Bandit optimization strategies

One strategy for deciding which arm to pull at this point is a simple greedy strategy; that is, pull the arm that currently looks best and don't worry about any of the other arms. This is, of course, a naive approach, because although arm 4 might currently look like the best arm to pull, we don't know yet whether any of the other arms will be better than 4.

An even worse outcome might be that since 2 was the first arm that we pulled that gave us a reward, we might decide to keep pulling it forever and never discover a potentially better arm such as 4. In optimization problems, we call this getting stuck on a local maximum, as illustrated in the following diagram.

When we are stuck on a local maximum, all of the reward values we see near us are less than our current reward value, so from our limited information state we think that we have reached an optimal path and should stay there and continue to collect rewards. From where we are, we can't see the global maximum that could give us more rewards if we were to seek it out and locate it:

Getting stuck on a local maximum happens when an agent continually takes stock of its available actions and chooses the same one over and over because it happens to be the current highest value. Because it cannot reach any states from where it is, this will give it enough information to increase the value of the other actions – note that it can never discover any values higher than the current local maximum if it does not branch out and take other actions.

There are other, better, strategies than the greedy strategy that we will use, starting with the epsilon-greedy strategy, which we will discuss in depth at the beginning of the Chapter 7, Decoupling Exploration and Exploitation in Multi-Armed Bandits, on solving bandit problems. Let's cover it briefly here.

Remember that epsilon is the probability that we will take an action other than the current highest Q-valued action. Using the epsilon-greedy strategy, when epsilon = 0.1, an agent will choose the current highest Q-valued machine with the probability of 0.9 (1 - epsilon) and any other machine with the probability of 0.1. 

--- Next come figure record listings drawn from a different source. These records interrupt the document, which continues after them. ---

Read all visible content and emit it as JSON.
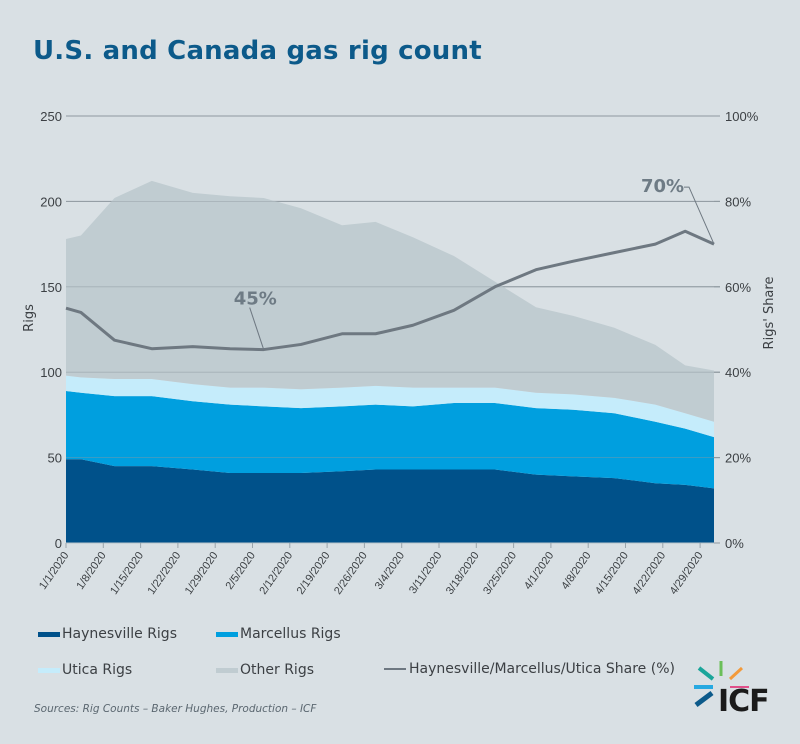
{
  "title": "U.S. and Canada gas rig count",
  "colors": {
    "haynesville": "#00518a",
    "marcellus": "#009fdf",
    "utica": "#c5ecfb",
    "other": "#c0ccd1",
    "share_line": "#6e7881",
    "title": "#0c5a8a",
    "background": "#d9e0e4"
  },
  "legend": {
    "haynesville": "Haynesville Rigs",
    "marcellus": "Marcellus Rigs",
    "utica": "Utica Rigs",
    "other": "Other Rigs",
    "share": "Haynesville/Marcellus/Utica Share (%)"
  },
  "source": "Sources: Rig Counts – Baker Hughes, Production – ICF",
  "logo": {
    "text": "ICF",
    "icon": "icf-sunburst-icon"
  },
  "chart_data": {
    "type": "area",
    "stacked": true,
    "title": "U.S. and Canada gas rig count",
    "xlabel": "",
    "ylabel": "Rigs",
    "y2label": "Rigs' Share",
    "ylim": [
      0,
      250
    ],
    "y2lim": [
      0,
      100
    ],
    "yticks": [
      "0",
      "50",
      "100",
      "150",
      "200",
      "250"
    ],
    "y2ticks": [
      "0%",
      "20%",
      "40%",
      "60%",
      "80%",
      "100%"
    ],
    "grid": true,
    "legend_position": "bottom",
    "x_tick_labels": [
      "1/1/2020",
      "1/8/2020",
      "1/15/2020",
      "1/22/2020",
      "1/29/2020",
      "2/5/2020",
      "2/12/2020",
      "2/19/2020",
      "2/26/2020",
      "3/4/2020",
      "3/11/2020",
      "3/18/2020",
      "3/25/2020",
      "4/1/2020",
      "4/8/2020",
      "4/15/2020",
      "4/22/2020",
      "4/29/2020"
    ],
    "x_positions": [
      0,
      0.4,
      1.3,
      2.3,
      3.4,
      4.4,
      5.3,
      6.3,
      7.4,
      8.3,
      9.3,
      10.4,
      11.5,
      12.6,
      13.6,
      14.7,
      15.8,
      16.6,
      17.5
    ],
    "series": [
      {
        "name": "Haynesville Rigs",
        "key": "haynesville",
        "values": [
          49,
          49,
          45,
          45,
          43,
          41,
          41,
          41,
          42,
          43,
          43,
          43,
          43,
          40,
          39,
          38,
          35,
          34,
          32
        ]
      },
      {
        "name": "Marcellus Rigs",
        "key": "marcellus",
        "values": [
          40,
          39,
          41,
          41,
          40,
          40,
          39,
          38,
          38,
          38,
          37,
          39,
          39,
          39,
          39,
          38,
          36,
          33,
          30
        ]
      },
      {
        "name": "Utica Rigs",
        "key": "utica",
        "values": [
          9,
          9,
          10,
          10,
          10,
          10,
          11,
          11,
          11,
          11,
          11,
          9,
          9,
          9,
          9,
          9,
          10,
          9,
          9
        ]
      },
      {
        "name": "Other Rigs",
        "key": "other",
        "values": [
          80,
          83,
          106,
          116,
          112,
          112,
          111,
          106,
          95,
          96,
          88,
          77,
          62,
          50,
          46,
          41,
          35,
          28,
          30
        ]
      }
    ],
    "line_series": {
      "name": "Haynesville/Marcellus/Utica Share (%)",
      "axis": "y2",
      "values": [
        55,
        54,
        47.5,
        45.5,
        46,
        45.5,
        45.3,
        46.5,
        49,
        49,
        51,
        54.5,
        60,
        64,
        66,
        68,
        70,
        73,
        70
      ]
    },
    "annotations": [
      {
        "text": "45%",
        "point_index": 6
      },
      {
        "text": "70%",
        "point_index": 18
      }
    ]
  }
}
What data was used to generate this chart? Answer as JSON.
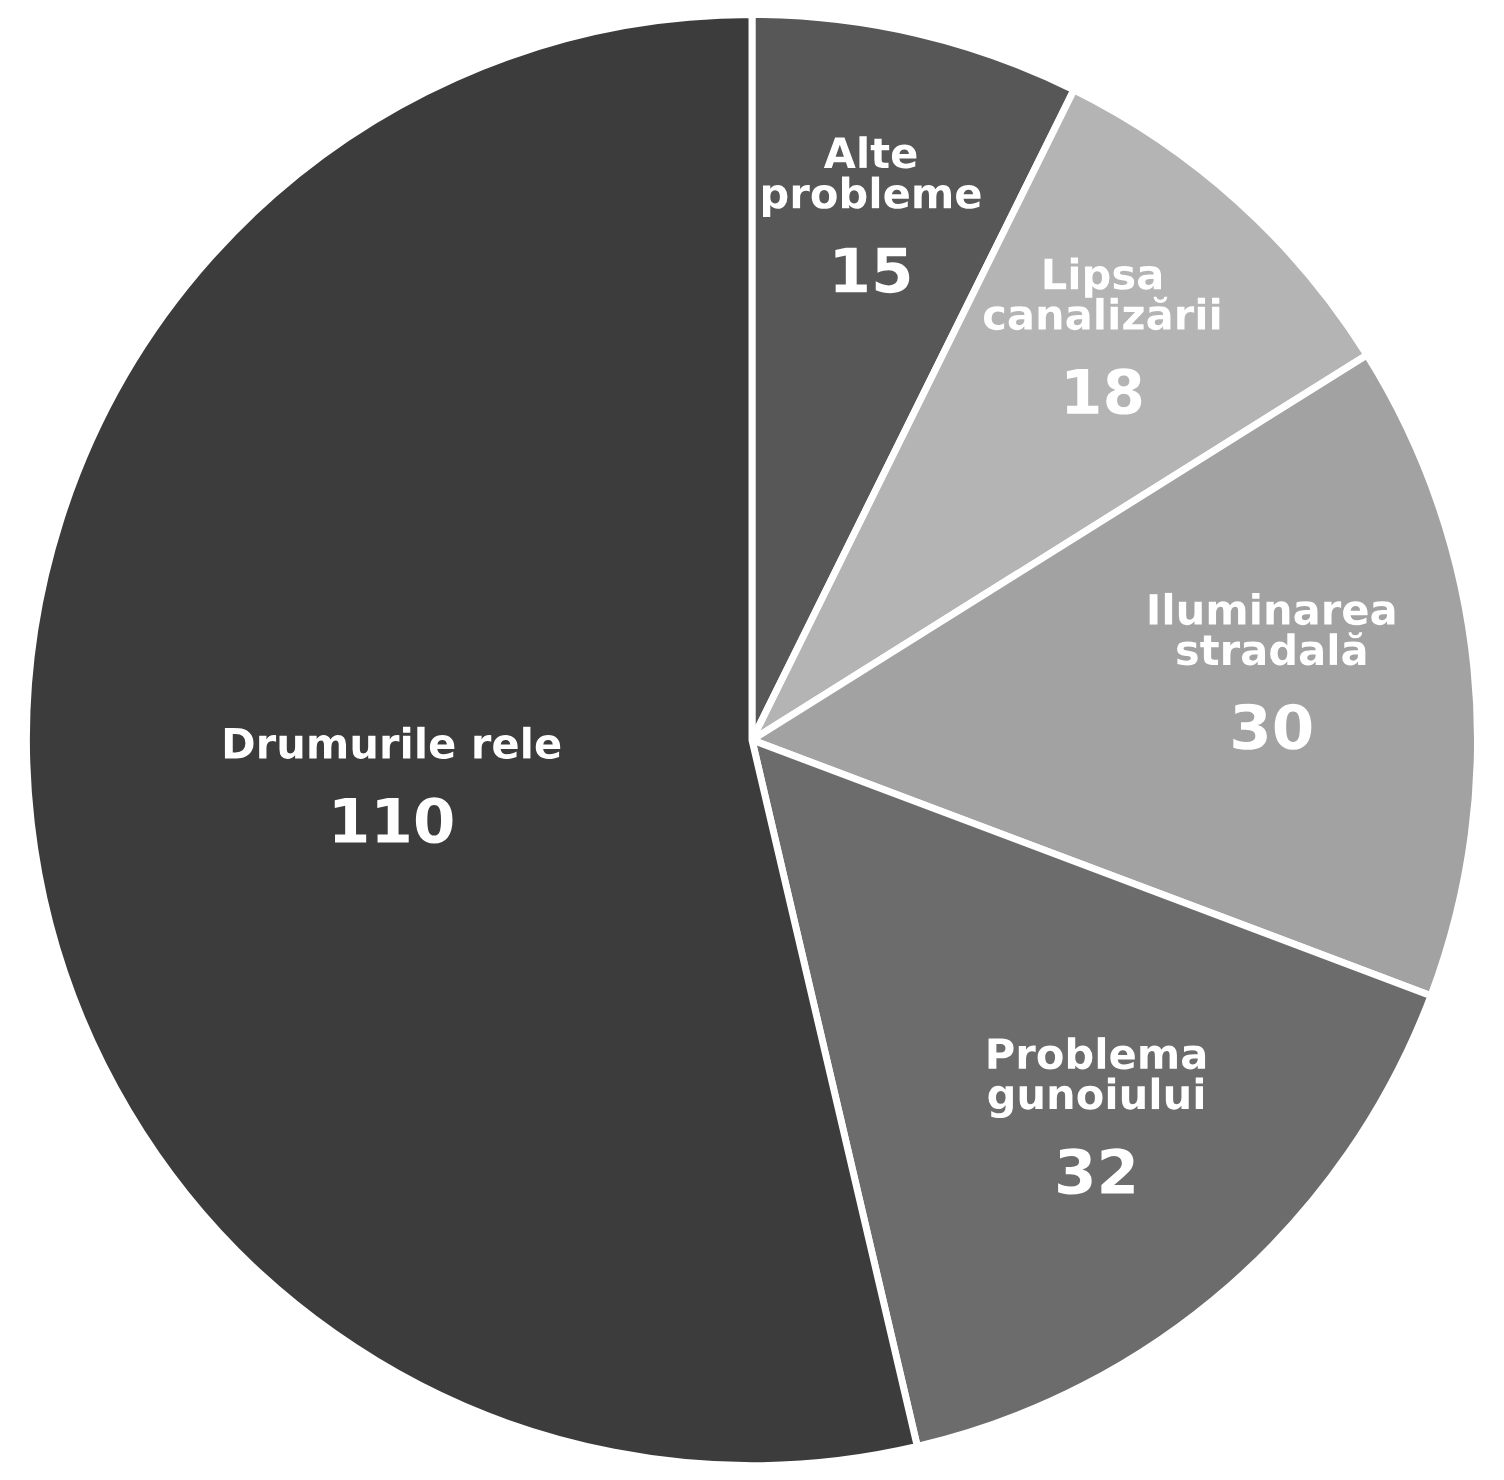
{
  "chart_data": {
    "type": "pie",
    "categories": [
      "Alte\nprobleme",
      "Lipsa\ncanalizării",
      "Iluminarea\nstradală",
      "Problema\ngunoiului",
      "Drumurile rele"
    ],
    "values": [
      15,
      18,
      30,
      32,
      110
    ],
    "colors": [
      "#575757",
      "#b4b4b4",
      "#a2a2a2",
      "#6c6c6c",
      "#3c3c3c"
    ],
    "data_labels": true
  }
}
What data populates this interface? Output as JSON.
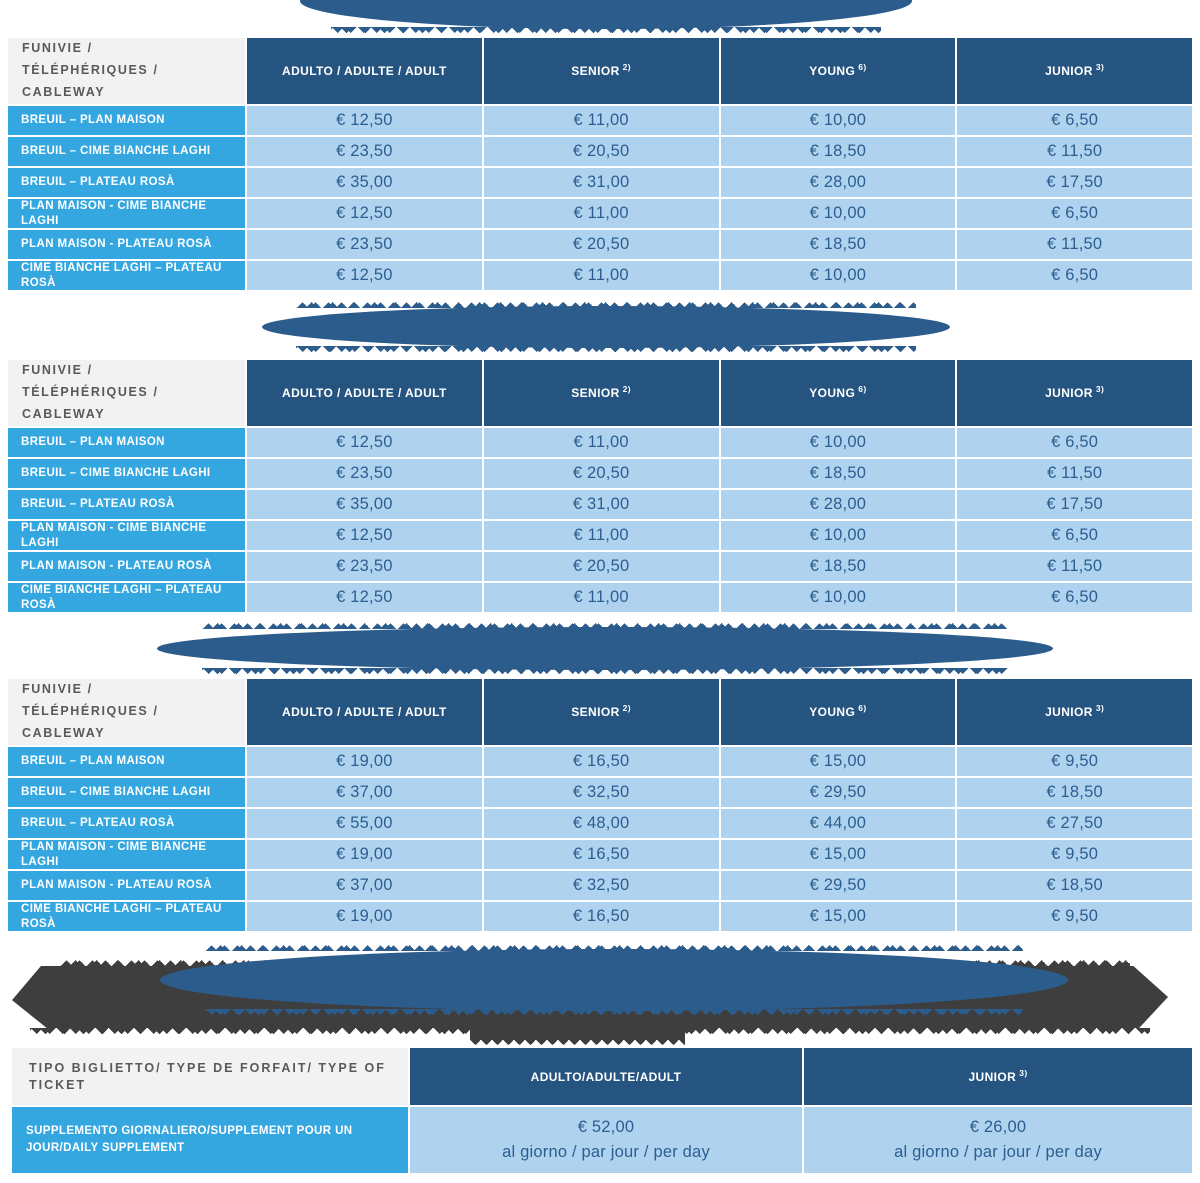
{
  "colors": {
    "header_blue": "#255481",
    "banner_blue": "#2C5C8C",
    "row_label_blue": "#35A7E0",
    "value_cell_blue": "#AFD3EE",
    "corner_bg": "#F2F2F2",
    "corner_text": "#595959",
    "price_text": "#2C5E91",
    "blob_gray": "#3E3E3E"
  },
  "banners": [
    {
      "name": "section-banner-1",
      "legible": false
    },
    {
      "name": "section-banner-2",
      "legible": false
    },
    {
      "name": "section-banner-3",
      "legible": false
    },
    {
      "name": "footnote-banner",
      "legible": false
    }
  ],
  "price_tables": [
    {
      "corner_header": "FUNIVIE / TÉLÉPHÉRIQUES / CABLEWAY",
      "columns": [
        {
          "label": "ADULTO / ADULTE / ADULT",
          "sup": ""
        },
        {
          "label": "SENIOR",
          "sup": "2)"
        },
        {
          "label": "YOUNG",
          "sup": "6)"
        },
        {
          "label": "JUNIOR",
          "sup": "3)"
        }
      ],
      "rows": [
        {
          "label": "BREUIL – PLAN MAISON",
          "values": [
            "€ 12,50",
            "€ 11,00",
            "€ 10,00",
            "€ 6,50"
          ]
        },
        {
          "label": "BREUIL – CIME BIANCHE LAGHI",
          "values": [
            "€ 23,50",
            "€ 20,50",
            "€ 18,50",
            "€ 11,50"
          ]
        },
        {
          "label": "BREUIL – PLATEAU ROSÀ",
          "values": [
            "€ 35,00",
            "€ 31,00",
            "€ 28,00",
            "€ 17,50"
          ]
        },
        {
          "label": "PLAN MAISON - CIME BIANCHE LAGHI",
          "values": [
            "€ 12,50",
            "€ 11,00",
            "€ 10,00",
            "€ 6,50"
          ]
        },
        {
          "label": "PLAN MAISON - PLATEAU ROSÀ",
          "values": [
            "€ 23,50",
            "€ 20,50",
            "€ 18,50",
            "€ 11,50"
          ]
        },
        {
          "label": "CIME BIANCHE LAGHI – PLATEAU ROSÀ",
          "values": [
            "€ 12,50",
            "€ 11,00",
            "€ 10,00",
            "€ 6,50"
          ]
        }
      ]
    },
    {
      "corner_header": "FUNIVIE / TÉLÉPHÉRIQUES / CABLEWAY",
      "columns": [
        {
          "label": "ADULTO / ADULTE / ADULT",
          "sup": ""
        },
        {
          "label": "SENIOR",
          "sup": "2)"
        },
        {
          "label": "YOUNG",
          "sup": "6)"
        },
        {
          "label": "JUNIOR",
          "sup": "3)"
        }
      ],
      "rows": [
        {
          "label": "BREUIL – PLAN MAISON",
          "values": [
            "€ 12,50",
            "€ 11,00",
            "€ 10,00",
            "€ 6,50"
          ]
        },
        {
          "label": "BREUIL – CIME BIANCHE LAGHI",
          "values": [
            "€ 23,50",
            "€ 20,50",
            "€ 18,50",
            "€ 11,50"
          ]
        },
        {
          "label": "BREUIL – PLATEAU ROSÀ",
          "values": [
            "€ 35,00",
            "€ 31,00",
            "€ 28,00",
            "€ 17,50"
          ]
        },
        {
          "label": "PLAN MAISON - CIME BIANCHE LAGHI",
          "values": [
            "€ 12,50",
            "€ 11,00",
            "€ 10,00",
            "€ 6,50"
          ]
        },
        {
          "label": "PLAN MAISON - PLATEAU ROSÀ",
          "values": [
            "€ 23,50",
            "€ 20,50",
            "€ 18,50",
            "€ 11,50"
          ]
        },
        {
          "label": "CIME BIANCHE LAGHI – PLATEAU ROSÀ",
          "values": [
            "€ 12,50",
            "€ 11,00",
            "€ 10,00",
            "€ 6,50"
          ]
        }
      ]
    },
    {
      "corner_header": "FUNIVIE / TÉLÉPHÉRIQUES / CABLEWAY",
      "columns": [
        {
          "label": "ADULTO / ADULTE / ADULT",
          "sup": ""
        },
        {
          "label": "SENIOR",
          "sup": "2)"
        },
        {
          "label": "YOUNG",
          "sup": "6)"
        },
        {
          "label": "JUNIOR",
          "sup": "3)"
        }
      ],
      "rows": [
        {
          "label": "BREUIL – PLAN MAISON",
          "values": [
            "€ 19,00",
            "€ 16,50",
            "€ 15,00",
            "€ 9,50"
          ]
        },
        {
          "label": "BREUIL – CIME BIANCHE LAGHI",
          "values": [
            "€ 37,00",
            "€ 32,50",
            "€ 29,50",
            "€ 18,50"
          ]
        },
        {
          "label": "BREUIL – PLATEAU ROSÀ",
          "values": [
            "€ 55,00",
            "€ 48,00",
            "€ 44,00",
            "€ 27,50"
          ]
        },
        {
          "label": "PLAN MAISON - CIME BIANCHE LAGHI",
          "values": [
            "€ 19,00",
            "€ 16,50",
            "€ 15,00",
            "€ 9,50"
          ]
        },
        {
          "label": "PLAN MAISON - PLATEAU ROSÀ",
          "values": [
            "€ 37,00",
            "€ 32,50",
            "€ 29,50",
            "€ 18,50"
          ]
        },
        {
          "label": "CIME BIANCHE LAGHI – PLATEAU ROSÀ",
          "values": [
            "€ 19,00",
            "€ 16,50",
            "€ 15,00",
            "€ 9,50"
          ]
        }
      ]
    }
  ],
  "supplement_table": {
    "corner_header": "TIPO BIGLIETTO/ TYPE DE FORFAIT/ TYPE OF TICKET",
    "columns": [
      {
        "label": "ADULTO/ADULTE/ADULT",
        "sup": ""
      },
      {
        "label": "JUNIOR",
        "sup": "3)"
      }
    ],
    "row": {
      "label": "SUPPLEMENTO GIORNALIERO/SUPPLEMENT POUR UN JOUR/DAILY SUPPLEMENT",
      "values": [
        {
          "price": "€ 52,00",
          "per": "al giorno / par jour / per day"
        },
        {
          "price": "€ 26,00",
          "per": "al giorno / par jour / per day"
        }
      ]
    }
  }
}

We can set the epsilon to any value we choose, and we can choose to decay it over time as we conduct repeated trials. As we'll see in our example implementations, epsilon-greedy strategies suffer when the agent gets stuck exploring a suboptimal path before it gets a chance to explore all paths and find the best one. Our goal will be to find a strategy that efficiently gets us to an optimal explore-exploit balance and brings us as quickly as possible to the highest-yielding action gradients (that is exploitation paths).